Search code examples
python-3.xos.path

os.path.basename(file) vs file.split("/")[-1]


I need to extract seq_00034 from a file path like

    file = "/home/user/workspace/data/seq_00034.pkl"

I know 2 ways to achieve it:

method.A

    import os
    seq_name = os.path.basename(file).split(".")[0]

or

method.B

    seq_name = file.split("/")[-1].split(".")[0]

Which is safer/faster?

(taking the cost of import os into account)

Is there a more elegent way to extract seq_name from given path?


Solution

  • It turns out split twice(i.e. Method B) is faster than os.path + split.

    They are both significantly faster than using pathlib

    speed test:

    import os
    import pathlib
    import time
    
    given_path = "/home/home/user/workspace/data/task_2022_02_xx_xx_xx_xx.pkl"
    
    time1 = time.time()
    for _ in range(10000):
        seq_name = given_path.split("/")[-1].split(".")[0]
    print(time.time()-time1, 'time of split')
    
    
    time2 = time.time()
    for _ in range(10000):
        seq_name = pathlib.Path(given_path).stem
    print(time.time()-time2, 'time of pathlib')
    
    
    time3 = time.time()
    for _ in range(10000):
        seq_name = os.path.basename(given_path).split(".")[0]
    print(time.time()-time3, 'time of os.path')
    

    result (on my PC) is:

    0.00339508056640625 time of split
    0.0355381965637207 time of pathlib
    0.005405426025390625 time of os.path
    

    if we take the time consumed for importing into account, split twice (i.e.

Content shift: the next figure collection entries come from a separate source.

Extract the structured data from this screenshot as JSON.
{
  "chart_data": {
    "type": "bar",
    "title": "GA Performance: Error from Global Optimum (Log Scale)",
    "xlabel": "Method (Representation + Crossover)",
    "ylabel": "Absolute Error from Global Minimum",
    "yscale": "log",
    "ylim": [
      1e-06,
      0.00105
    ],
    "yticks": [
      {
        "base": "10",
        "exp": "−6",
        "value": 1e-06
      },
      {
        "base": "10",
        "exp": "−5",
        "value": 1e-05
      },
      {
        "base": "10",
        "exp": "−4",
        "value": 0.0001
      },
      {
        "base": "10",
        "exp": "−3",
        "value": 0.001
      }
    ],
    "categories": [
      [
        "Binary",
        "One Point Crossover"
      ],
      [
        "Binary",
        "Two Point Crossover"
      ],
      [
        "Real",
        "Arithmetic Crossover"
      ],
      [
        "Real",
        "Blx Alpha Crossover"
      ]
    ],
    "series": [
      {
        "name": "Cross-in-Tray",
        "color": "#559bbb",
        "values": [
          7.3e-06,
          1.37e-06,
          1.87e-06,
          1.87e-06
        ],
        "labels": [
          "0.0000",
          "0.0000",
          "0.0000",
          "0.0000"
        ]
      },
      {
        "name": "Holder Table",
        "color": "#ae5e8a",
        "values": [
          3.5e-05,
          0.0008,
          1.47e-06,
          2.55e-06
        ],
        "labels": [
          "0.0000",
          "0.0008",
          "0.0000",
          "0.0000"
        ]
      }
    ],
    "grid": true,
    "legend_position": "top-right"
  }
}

Method B) is still the fastest

    (assume the code is only called once)

    time1 = time.time()
    seq_name = given_path.split("/")[-1].split(".")[0]
    print(time.time()-time1, 'time of split')
    
    time2 = time.time()
    import pathlib
    seq_name = pathlib.Path(given_path).stem
    print(time.time()-time2, 'time of pathlib')
    
    time3 = time.time()
    import os
    seq_name = os.path.basename(given_path).split(".")[0]
    print(time.time()-time3, 'time of os.path')
    
    

    speed test result:

    0.000001430511474609375 time of split
    0.003416776657104492 time of pathlib
    0.0000030994415283203125 time of os.path